Glucose Limitation Alters Glutamine Metabolism in MUC1-Overexpressing Pancreatic Cancer Cells
Author(s) -
Teklab Gebregiworgis,
Vinee Purohit,
Surendra K. Shukla,
Saber Tadros,
Nina V. Chaika,
Jaime Abrego,
Scott E. Mulder,
Venugopal Gunda,
Pankaj K. Singh,
Robert Powers
Publication year - 2017
Publication title -
journal of proteome research
Language(s) - English
Resource type - Journals
SCImago Journal Rank - 1.644
H-Index - 161
eISSN - 1535-3907
pISSN - 1535-3893
DOI - 10.1021/acs.jproteome.7b00246
Subject(s) - glutamine , metabolism , glycolysis , biochemistry , metabolomics , biology , carbohydrate metabolism , pyrimidine metabolism , metabolite , cancer cell , amino acid , cancer , bioinformatics , enzyme , purine , genetics
Pancreatic cancer cells overexpressing Mucin 1 (MUC1) rely on aerobic glycolysis and, correspondingly, are dependent on glucose for survival.
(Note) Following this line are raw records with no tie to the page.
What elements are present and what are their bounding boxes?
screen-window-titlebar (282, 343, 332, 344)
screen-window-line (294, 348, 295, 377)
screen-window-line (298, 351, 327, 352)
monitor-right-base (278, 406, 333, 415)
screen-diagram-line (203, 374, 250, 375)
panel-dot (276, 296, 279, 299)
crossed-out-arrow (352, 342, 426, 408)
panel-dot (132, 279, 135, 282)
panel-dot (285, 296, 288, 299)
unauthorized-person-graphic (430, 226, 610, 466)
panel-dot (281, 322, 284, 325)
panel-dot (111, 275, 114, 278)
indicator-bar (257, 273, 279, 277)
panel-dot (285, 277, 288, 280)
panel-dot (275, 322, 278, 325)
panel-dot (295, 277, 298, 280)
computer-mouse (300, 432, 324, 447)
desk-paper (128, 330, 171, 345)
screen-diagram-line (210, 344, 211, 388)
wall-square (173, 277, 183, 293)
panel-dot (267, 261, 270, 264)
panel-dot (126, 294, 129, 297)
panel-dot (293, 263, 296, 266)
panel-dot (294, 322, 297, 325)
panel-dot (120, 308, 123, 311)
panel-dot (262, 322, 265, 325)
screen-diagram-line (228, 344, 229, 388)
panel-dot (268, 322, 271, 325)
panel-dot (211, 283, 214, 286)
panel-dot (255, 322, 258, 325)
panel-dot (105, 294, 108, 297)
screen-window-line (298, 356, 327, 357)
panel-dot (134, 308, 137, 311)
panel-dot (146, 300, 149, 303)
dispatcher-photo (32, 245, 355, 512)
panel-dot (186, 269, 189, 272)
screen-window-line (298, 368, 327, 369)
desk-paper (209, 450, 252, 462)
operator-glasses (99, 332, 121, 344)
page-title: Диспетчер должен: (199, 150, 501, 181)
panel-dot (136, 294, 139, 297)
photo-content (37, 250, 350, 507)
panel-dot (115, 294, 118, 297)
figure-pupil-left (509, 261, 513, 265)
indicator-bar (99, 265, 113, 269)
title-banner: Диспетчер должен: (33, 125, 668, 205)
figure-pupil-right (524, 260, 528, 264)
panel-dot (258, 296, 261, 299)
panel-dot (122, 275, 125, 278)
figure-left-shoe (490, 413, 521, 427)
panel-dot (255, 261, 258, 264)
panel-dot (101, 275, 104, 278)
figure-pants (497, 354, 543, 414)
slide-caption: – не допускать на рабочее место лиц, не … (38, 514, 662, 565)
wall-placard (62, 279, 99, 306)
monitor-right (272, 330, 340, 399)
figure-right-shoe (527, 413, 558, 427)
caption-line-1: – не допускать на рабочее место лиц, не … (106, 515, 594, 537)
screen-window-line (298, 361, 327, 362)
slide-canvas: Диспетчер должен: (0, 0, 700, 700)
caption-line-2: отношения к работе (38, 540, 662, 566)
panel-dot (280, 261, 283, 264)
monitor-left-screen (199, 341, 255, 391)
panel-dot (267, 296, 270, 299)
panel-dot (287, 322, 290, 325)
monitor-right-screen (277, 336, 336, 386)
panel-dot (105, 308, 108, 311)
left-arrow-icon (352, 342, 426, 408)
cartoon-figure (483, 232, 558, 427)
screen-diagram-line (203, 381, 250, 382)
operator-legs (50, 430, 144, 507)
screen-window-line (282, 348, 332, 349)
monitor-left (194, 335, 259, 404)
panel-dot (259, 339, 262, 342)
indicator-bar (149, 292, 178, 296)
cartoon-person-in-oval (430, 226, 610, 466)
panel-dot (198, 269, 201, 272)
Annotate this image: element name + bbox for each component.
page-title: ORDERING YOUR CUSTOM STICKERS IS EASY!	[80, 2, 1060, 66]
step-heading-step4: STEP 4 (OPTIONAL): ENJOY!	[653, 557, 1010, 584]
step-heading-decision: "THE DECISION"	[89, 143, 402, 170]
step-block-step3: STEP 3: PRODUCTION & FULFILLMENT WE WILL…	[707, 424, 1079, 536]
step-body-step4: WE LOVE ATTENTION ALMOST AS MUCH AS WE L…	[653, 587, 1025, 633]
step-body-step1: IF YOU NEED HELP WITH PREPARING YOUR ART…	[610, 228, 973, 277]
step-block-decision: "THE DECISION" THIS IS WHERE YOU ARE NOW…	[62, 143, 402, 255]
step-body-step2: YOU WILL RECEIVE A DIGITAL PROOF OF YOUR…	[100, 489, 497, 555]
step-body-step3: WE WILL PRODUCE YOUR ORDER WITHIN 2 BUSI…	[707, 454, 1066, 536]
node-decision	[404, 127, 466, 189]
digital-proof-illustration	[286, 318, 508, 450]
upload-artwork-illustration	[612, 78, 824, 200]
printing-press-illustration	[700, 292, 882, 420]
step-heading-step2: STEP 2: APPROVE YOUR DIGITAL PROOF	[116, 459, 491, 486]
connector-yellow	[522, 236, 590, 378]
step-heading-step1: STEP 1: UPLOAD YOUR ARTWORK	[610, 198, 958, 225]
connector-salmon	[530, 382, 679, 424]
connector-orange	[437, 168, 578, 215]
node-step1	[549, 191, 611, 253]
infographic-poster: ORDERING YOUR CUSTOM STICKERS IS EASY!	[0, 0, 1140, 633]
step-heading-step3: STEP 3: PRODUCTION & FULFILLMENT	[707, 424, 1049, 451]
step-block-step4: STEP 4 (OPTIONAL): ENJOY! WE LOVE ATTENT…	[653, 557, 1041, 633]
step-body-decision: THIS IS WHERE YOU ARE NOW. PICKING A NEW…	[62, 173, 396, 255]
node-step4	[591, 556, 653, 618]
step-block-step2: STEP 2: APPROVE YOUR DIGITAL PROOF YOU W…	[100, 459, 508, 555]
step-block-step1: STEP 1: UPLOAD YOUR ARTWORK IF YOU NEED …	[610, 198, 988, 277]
Our NMR metabolomics comparative analysis of control (S2-013.Neo) and MUC1-overexpressing (S2-013.MUC1) cells demonstrates that MUC1 reprograms glutamine metabolism upon glucose limitation. The observed alteration in glutamine metabolism under glucose limitation was accompanied by a relative decrease in the proliferation of MUC1-overexpressing cells compared with steady-state conditions. Moreover, glucose limitation induces G1 phase arrest where S2-013.MUC1 cells fail to enter S phase and synthesize DNA because of a significant disruption in pyrimidine nucleotide biosynthesis. Our metabolomics analysis indicates that glutamine is the major source of oxaloacetate in S2-013.Neo and S2-013.MUC1 cells, where oxaloacetate is converted to aspartate, an important metabolite for pyrimidine nucleotide biosynthesis. However, glucose limitation impedes the flow of glutamine carbons into the pyrimidine nucleotide rings and instead leads to a significant accumulation of glutamine-derived aspartate in S2-013.MUC1 cells.